What Is the Fulcrum Point?
The fulcrum point refers to the turning point for a security—or the economy in general—that marks a major change in direction. A fulcrum point can be very profitable for investors who are able to identify that a sharp price move is about to take place. However, fulcrum points are fairly rare and often hard to confirm until they've already happened.
- The fulcrum point is a key turning point for a stock or other security, or the economy; it represents an opportunity for investors who are able to seize on it and take action.
- Fulcrum points are used in technical analysis, in which a chart indicates a change in direction for a security or market index.
- However, determining whether an abrupt directional change is real can be difficult; as such, fulcrum points can only be confirmed after the fact.
Understanding the Fulcrum Point
In general, the fulcrum point is considered a point where a lever turns; in particular, the pivot point. The fulcrum point is the center of a key activity or situation. Examples of fulcrums can include pivot points on a lever, the most important person—key decision-maker—in a company, or when the market makes a key turn.
The fulcrum point is found in technical analysis when a chart’s representation signifies a change in direction for a security or index. Such movements can be difficult to identify and predict, but the potential for very high returns keeps many investors looking for them. It is not always clear whether a swift change in direction is real or just appears to be. Fulcrum points can only be positively identified after the fact because there is always the possibility of a false signal.
For example, if one stock has been on a downward trend for a while and begins to climb again, the fulcrum point is the lowest point in the chart. Similarly, if a stock has been on an upward trend and begins to decline, the fulcrum point is considered the highest point on the chart.
Traders and technical analysts are always looking for a way to identify fulcrum points in advance, but because fulcrum points are so rare, few investors succeed in both predicting when a movement occurs and in timing the movement correctly. Often what may seem initially to be a major sharp reversal may instead turn out to be just a minor movement before the major trend resumes.
The plunging of U.S. equity markets in 2008, and then a sharp recovery in 2009, is an example of a fulcrum point.
Fulcrum Point vs. Pivot Point
While a fulcrum point signifies a distinct change in the direction of a security or the overall market, a pivot point is a technical analysis indicator used to determine the overall trend of the market over different time frames.
A pivot point is established by finding the average high, low, and closing prices from the previous trading day.
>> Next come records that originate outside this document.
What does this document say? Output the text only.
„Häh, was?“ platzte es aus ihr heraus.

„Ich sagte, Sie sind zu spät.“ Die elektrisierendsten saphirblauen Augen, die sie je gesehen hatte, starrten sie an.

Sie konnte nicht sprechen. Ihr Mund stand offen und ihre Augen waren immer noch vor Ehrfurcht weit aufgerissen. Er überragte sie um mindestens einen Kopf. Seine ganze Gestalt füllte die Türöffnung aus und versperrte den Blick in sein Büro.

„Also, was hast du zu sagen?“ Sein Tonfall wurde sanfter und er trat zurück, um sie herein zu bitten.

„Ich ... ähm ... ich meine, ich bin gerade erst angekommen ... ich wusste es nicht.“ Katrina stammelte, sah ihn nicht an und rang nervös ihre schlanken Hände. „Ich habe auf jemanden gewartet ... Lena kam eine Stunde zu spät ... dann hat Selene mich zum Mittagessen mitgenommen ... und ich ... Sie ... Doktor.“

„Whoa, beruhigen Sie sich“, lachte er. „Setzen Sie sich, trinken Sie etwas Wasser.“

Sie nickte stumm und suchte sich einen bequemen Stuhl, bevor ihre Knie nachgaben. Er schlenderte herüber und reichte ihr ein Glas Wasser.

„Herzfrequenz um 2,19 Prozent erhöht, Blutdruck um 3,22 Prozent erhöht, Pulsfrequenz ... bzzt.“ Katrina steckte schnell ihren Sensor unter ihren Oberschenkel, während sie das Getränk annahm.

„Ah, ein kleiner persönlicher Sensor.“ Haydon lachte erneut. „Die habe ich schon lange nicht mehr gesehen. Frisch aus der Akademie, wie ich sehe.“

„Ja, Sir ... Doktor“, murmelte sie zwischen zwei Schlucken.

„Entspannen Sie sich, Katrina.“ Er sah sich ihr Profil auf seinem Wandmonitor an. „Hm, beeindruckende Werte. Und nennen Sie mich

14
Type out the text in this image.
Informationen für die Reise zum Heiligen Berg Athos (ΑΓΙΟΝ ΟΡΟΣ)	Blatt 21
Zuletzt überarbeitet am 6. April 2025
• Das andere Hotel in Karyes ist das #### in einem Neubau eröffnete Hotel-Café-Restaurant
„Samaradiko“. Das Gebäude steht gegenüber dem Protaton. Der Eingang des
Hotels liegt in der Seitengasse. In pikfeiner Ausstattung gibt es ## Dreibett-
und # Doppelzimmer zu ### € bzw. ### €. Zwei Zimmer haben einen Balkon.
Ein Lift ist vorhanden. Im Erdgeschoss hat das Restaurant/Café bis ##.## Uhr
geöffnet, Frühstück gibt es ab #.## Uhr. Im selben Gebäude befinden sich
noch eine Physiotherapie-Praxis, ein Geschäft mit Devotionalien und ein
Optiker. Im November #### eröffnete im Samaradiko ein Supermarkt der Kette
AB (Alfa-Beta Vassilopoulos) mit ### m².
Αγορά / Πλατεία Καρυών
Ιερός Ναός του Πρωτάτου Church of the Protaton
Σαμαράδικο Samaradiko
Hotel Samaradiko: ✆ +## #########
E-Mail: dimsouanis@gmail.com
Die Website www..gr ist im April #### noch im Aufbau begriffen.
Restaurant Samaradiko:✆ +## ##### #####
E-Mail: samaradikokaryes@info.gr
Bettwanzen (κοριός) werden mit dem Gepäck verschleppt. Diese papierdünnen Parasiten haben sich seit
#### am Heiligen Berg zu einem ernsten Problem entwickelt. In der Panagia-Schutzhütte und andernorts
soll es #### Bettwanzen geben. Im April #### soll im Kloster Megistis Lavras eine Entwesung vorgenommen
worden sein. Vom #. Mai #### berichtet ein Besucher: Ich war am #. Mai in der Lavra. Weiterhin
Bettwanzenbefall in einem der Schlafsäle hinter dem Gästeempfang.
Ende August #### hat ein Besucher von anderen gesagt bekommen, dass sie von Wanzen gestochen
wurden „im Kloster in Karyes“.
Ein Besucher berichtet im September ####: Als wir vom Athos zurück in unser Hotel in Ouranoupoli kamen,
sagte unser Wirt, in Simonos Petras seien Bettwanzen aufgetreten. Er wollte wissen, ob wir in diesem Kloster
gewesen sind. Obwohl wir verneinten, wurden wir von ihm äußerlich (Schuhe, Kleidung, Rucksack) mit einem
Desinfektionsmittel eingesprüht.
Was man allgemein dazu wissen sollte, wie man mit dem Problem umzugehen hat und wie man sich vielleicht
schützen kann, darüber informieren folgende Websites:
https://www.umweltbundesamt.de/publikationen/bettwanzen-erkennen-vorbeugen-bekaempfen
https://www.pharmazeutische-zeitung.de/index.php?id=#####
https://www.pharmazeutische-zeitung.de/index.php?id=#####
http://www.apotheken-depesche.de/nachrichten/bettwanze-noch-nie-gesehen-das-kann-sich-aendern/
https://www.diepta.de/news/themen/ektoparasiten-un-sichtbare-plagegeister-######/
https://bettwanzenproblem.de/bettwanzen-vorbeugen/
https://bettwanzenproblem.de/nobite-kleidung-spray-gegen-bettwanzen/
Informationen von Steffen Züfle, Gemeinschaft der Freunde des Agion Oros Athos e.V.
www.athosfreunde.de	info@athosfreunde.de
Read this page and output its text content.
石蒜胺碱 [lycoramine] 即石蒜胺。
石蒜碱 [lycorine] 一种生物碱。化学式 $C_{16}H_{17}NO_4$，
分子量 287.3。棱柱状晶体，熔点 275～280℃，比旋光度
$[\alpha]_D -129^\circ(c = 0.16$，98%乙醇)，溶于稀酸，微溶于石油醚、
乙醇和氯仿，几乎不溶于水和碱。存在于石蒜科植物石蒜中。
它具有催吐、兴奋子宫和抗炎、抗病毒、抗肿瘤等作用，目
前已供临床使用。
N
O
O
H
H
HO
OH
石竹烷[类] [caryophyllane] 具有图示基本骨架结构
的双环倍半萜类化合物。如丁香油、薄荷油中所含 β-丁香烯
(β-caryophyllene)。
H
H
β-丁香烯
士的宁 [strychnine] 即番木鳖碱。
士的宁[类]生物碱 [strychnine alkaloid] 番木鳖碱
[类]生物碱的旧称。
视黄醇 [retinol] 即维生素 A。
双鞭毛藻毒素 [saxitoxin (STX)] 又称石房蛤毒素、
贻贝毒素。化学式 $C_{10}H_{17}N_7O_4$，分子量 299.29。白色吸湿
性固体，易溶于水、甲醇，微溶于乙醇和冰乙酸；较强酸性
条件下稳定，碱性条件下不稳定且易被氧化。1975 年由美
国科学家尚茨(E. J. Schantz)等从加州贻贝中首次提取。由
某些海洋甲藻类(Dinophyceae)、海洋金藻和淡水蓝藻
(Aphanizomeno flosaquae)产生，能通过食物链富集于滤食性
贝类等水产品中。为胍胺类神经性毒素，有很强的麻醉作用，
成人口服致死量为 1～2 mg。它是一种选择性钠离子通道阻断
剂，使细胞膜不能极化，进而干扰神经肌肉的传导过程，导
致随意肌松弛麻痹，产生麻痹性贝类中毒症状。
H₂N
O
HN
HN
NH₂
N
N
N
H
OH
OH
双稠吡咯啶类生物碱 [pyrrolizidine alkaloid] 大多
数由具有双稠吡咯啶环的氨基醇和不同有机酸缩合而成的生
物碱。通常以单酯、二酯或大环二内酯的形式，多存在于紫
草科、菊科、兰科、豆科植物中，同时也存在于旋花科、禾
Each level is considered a pivot point, and pivot point analysis is often used in conjunction with calculating support and resistance levels. Pivot points are also commonly used indicators for trading futures, commodities, and stocks. Some traders add additional pivots points to expand the range to include up to four additional support and resistance pivot points. Unlike moving averages or oscillators, pivot points are static and remain at the same prices throughout the day.